Talkspace therapists Cynthia Catchings, LCSW-S, CFTP, and Rachel O’Neill, Ph.D. LPCC-S, recommend identifying what’s at the root of your stress as a first step in stress management. Catchings has observed that stressors tend to differ by location. She explains, “for example, in Texas, I see more people stressed out about relationships, including infidelity, marriage issues, and divorce, as well as alcohol and substance abuse,” said Catchings. “In the DC metro area, the stressors come from work, performance, and climbing the professional ladder as well as not being able to find a partner and online dating.”
O’Neill emphasized that people tend to get stressed about things that are outside of their control like work, climate change, politics, etc. She finds it helpful for individuals to define what stress uniquely means to them because, in her words, “there are different types of stress that people experience and not all stress is experienced by individuals in the same way.”
Journal Prompt: What are the thoughts and feelings that accompany stress in your life?
In discussing our society’s obsession with overworking, O’Neill referenced Reddit co-founder Alexis Ohanian’s perspective on “hustle porn” — the idea that putting in excessively long hours and working harder than everyone else is the only way to get ahead. As Ohanian argues, as does much of the research around work stress and burnout, pushing yourself to operate at 110%, 24/7 is counterproductive. “In reality, finding space for self-care, taking breaks, and setting work limits is the key to maintaining productivity and avoiding burnout long term,” said O’Neill.
Journal Prompt: What were you taught about what it takes to “get ahead”?

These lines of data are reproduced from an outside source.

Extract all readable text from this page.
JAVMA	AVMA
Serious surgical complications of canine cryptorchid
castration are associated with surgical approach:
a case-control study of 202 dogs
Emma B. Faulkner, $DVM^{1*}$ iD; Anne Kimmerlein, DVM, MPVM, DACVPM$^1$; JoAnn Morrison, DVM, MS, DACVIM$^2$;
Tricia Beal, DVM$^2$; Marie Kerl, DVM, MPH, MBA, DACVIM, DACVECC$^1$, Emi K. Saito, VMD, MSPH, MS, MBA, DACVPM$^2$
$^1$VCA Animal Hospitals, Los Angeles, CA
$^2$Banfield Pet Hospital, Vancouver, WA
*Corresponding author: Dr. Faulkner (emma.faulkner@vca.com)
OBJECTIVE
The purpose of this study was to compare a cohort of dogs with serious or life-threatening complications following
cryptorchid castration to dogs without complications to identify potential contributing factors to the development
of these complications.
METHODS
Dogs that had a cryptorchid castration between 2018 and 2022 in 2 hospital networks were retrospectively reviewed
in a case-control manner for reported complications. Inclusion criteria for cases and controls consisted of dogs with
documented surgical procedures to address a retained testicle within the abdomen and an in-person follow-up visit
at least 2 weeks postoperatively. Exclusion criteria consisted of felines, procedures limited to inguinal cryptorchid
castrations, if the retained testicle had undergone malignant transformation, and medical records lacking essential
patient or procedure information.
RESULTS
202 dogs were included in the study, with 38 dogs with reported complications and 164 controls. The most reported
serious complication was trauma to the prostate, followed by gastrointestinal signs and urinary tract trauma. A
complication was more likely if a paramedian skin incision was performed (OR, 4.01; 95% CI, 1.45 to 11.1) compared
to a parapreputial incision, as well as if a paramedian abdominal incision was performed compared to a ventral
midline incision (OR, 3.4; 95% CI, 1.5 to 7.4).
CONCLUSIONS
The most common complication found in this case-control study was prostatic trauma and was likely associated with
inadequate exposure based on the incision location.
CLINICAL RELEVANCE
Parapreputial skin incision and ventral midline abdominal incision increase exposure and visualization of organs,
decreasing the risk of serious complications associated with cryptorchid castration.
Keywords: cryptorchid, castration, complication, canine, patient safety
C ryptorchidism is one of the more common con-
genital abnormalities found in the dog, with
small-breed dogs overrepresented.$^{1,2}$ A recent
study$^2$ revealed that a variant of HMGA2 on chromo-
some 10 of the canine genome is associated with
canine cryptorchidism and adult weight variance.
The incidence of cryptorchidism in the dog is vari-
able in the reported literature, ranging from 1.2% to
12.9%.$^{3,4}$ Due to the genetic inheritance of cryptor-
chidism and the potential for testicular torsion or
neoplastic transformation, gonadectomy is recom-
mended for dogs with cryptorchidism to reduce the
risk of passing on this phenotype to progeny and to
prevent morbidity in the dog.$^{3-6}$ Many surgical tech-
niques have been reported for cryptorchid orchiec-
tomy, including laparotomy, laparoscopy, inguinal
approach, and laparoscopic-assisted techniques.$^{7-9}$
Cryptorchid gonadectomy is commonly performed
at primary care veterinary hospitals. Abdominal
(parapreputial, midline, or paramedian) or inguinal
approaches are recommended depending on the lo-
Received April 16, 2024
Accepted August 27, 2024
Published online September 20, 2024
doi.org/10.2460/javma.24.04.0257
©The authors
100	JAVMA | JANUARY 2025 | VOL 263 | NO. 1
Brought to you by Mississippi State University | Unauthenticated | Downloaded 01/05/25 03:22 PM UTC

It is well researched that mindfulness meditation can help decrease stress. Both O’Neill and Catchings advocate for the role of mindfulness and meditation practice to help deal with everyday stressors, as well as to safeguard against the buildup of chronic stress. “One of the biggest risks to developing stress is being unaware of the cumulative effects of those daily stressors,” O’Neill shared.
Journal Prompt: How often do you give yourself time to take three deep breaths?
I used to thrive off of being stressed. It was like I purposefully booked myself up with social obligations, client meetings, and personal hobbies so I could fit in with everyone else who was busy and stressed all of the time. It took awhile to get to a place where I felt comfortable saying “no” even when everyone around me was saying “yes.”
“It is known that stress can cause a state similar to a natural high,” explained Catchings. “If we become used to higher degrees of stress, it is sometimes necessary to continue feeling that way, or looking for more stress, because the brain will look for or create chemicals that make us feel good. That starts the addiction process that makes it so difficult for us to stop.” In other words, if it feels scary to dial back on your activities or put in fewer hours at work, your nervous system may just be adjusting to the slower speed and set of priorities. Give it time to recalibrate.
Journal Prompt: If you could say “no” to one thing today, what would it be?
In a society that values productivity and efficiency above all else, it can be hard to slow down without feeling like you are falling behind. Instead of berating yourself for taking a break, spend some time getting clear on what success means to you. Consider the following:
Once you have defined your version of success, you will have a better sense of how to reorganize your life to be able to prioritize what matters most to you.
Journal Prompt: What does success mean to you?
In our outcomes-focused world, stress has become a badge of honor. We push ourselves to our limits thinking that if we do more, produce more, and achieve more, we will somehow be better off. The thing is, there is no finish line. So instead of spending so much time and energy chasing after a moving target, why not figure out what makes you happy? Make that your goal instead.